Mortgage rates remain low as EVER!!

Imagine walking into a room full of all your bosses and announcing that you just lost 2 billion dollars for the company and it was all because of taking financial risks that you had no busy taking….CEO Jamie Dimon of J.P. Morgan Chase announced on Thursday that the company lost this extraordinary amount of money because there Chief Investment Officer Ina Drew took “flawed positions” on certain investments.  Simply put, Drew bet on things that the company had no business betting on. Additionally, there are expectations that another 1 billion will be lost in the next quarter.


The biggest irony of the story is that J.P. Morgan Chase is one of the companies lobbying to have a federal law loosened that bans these types of companies from  making bets with their own money.  Mr. Dimon, when my child used to come home later than he was supposed to, he would then argue that he needed to be allowed to come home later.  However since he couldn’t follow the first rule, why in the world would I give him even more freedom?  (Good luck getting the Fed’s to allow you to “lose”, I mean” bet” even more money).
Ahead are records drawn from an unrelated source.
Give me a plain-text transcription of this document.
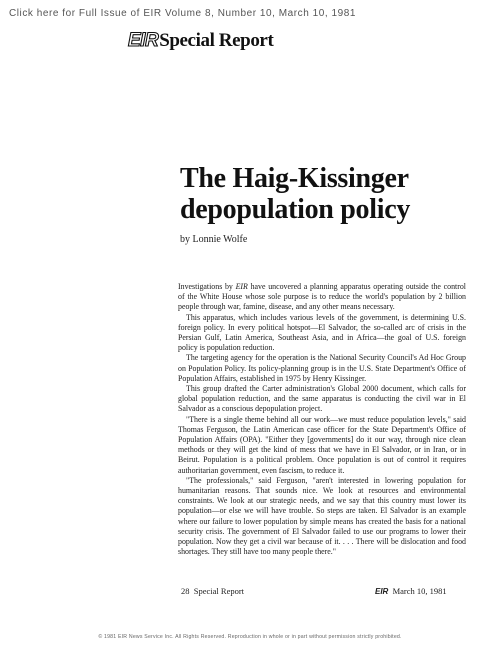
Click here for Full Issue of EIR Volume 8, Number 10, March 10, 1981
EIR Special Report
The Haig-Kissinger
depopulation policy
by Lonnie Wolfe

Investigations by EIR have uncovered a planning apparatus operating outside the control of the White House whose sole purpose is to reduce the world's population by 2 billion people through war, famine, disease, and any other means necessary.

This apparatus, which includes various levels of the government, is determining U.S. foreign policy. In every political hotspot—El Salvador, the so-called arc of crisis in the Persian Gulf, Latin America, Southeast Asia, and in Africa—the goal of U.S. foreign policy is population reduction.

The targeting agency for the operation is the National Security Council's Ad Hoc Group on Population Policy. Its policy-planning group is in the U.S. State Department's Office of Population Affairs, established in 1975 by Henry Kissinger.

This group drafted the Carter administration's Global 2000 document, which calls for global population reduction, and the same apparatus is conducting the civil war in El Salvador as a conscious depopulation project.

"There is a single theme behind all our work—we must reduce population levels," said Thomas Ferguson, the Latin American case officer for the State Department's Office of Population Affairs (OPA). "Either they [governments] do it our way, through nice clean methods or they will get the kind of mess that we have in El Salvador, or in Iran, or in Beirut. Population is a political problem. Once population is out of control it requires authoritarian government, even fascism, to reduce it.

"The professionals," said Ferguson, "aren't interested in lowering population for humanitarian reasons. That sounds nice. We look at resources and environmental constraints. We look at our strategic needs, and we say that this country must lower its population—or else we will have trouble. So steps are taken. El Salvador is an example where our failure to lower population by simple means has created the basis for a national security crisis. The government of El Salvador failed to use our programs to lower their population. Now they get a civil war because of it. . . . There will be dislocation and food shortages. They still have too many people there."

28 Special Report	EIR March 10, 1981
© 1981 EIR News Service Inc. All Rights Reserved. Reproduction in whole or in part without permission strictly prohibited.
Mortgage rates continue to remain at record lows and buyers seem to be responding to it.  The Mortgage Bankers Association reported this week a nice increase of 3.4% in purchase activity.  Refinances  increased a smaller 1.3%.


Sentiment in many real estate markets around the country is that the combination of low home prices with incredibly affordable mortgage rates is making the time perfect to act on purchasing.  In addition, many markets around the country are beginning to see housing inventories drop which is creating upward pressure on home prices in certain areas.  Ever since the banks had to revamp their foreclosure practices, the amount of foreclosed homes coming on the market has dropped significantly which can further impact home prices.  Less inventory creates more demand.


The stock market has been taking it hard this week in that many investors are becoming more concerned about more financial trouble in Europe.  The stock averages have been declining throughout the week however the losses have not been overwhelming indicating that although there is concern, panic has not set in.


Gas prices have dropped approximately 20 cents in the last 30 days giving drivers a reprieve at the pumps.  What is exceptionally gratifying is that typically gas prices will peak in late May just as the country is heading into the summer driving season.


Inflation on the wholesale level remained unchanged this past month indicating that inflation remains completely in control.  The financial uncertainty in Europe combined with concerns about corporate profits here in the U.S. continue to keep many investors on the sidelines and others putting their money into government bonds which is what is keeping mortgage rates amazingly low.


This week was a quiet week for economic data.  Next week we may see more volatility as we begin to receive the first of many housing reports to be released in the next week and a half.  I have predicted in the past that we would see housing numbers improve however I am giving up my predictions for the time being.  Simple reason, is because my predictions have not been all that accurate, and I can find so many other ways to embarrass myself, I don’t need to do it by making bad predictions or bets.  (Hmm, maybe there is a job opening at J.P. Morgan chase for me).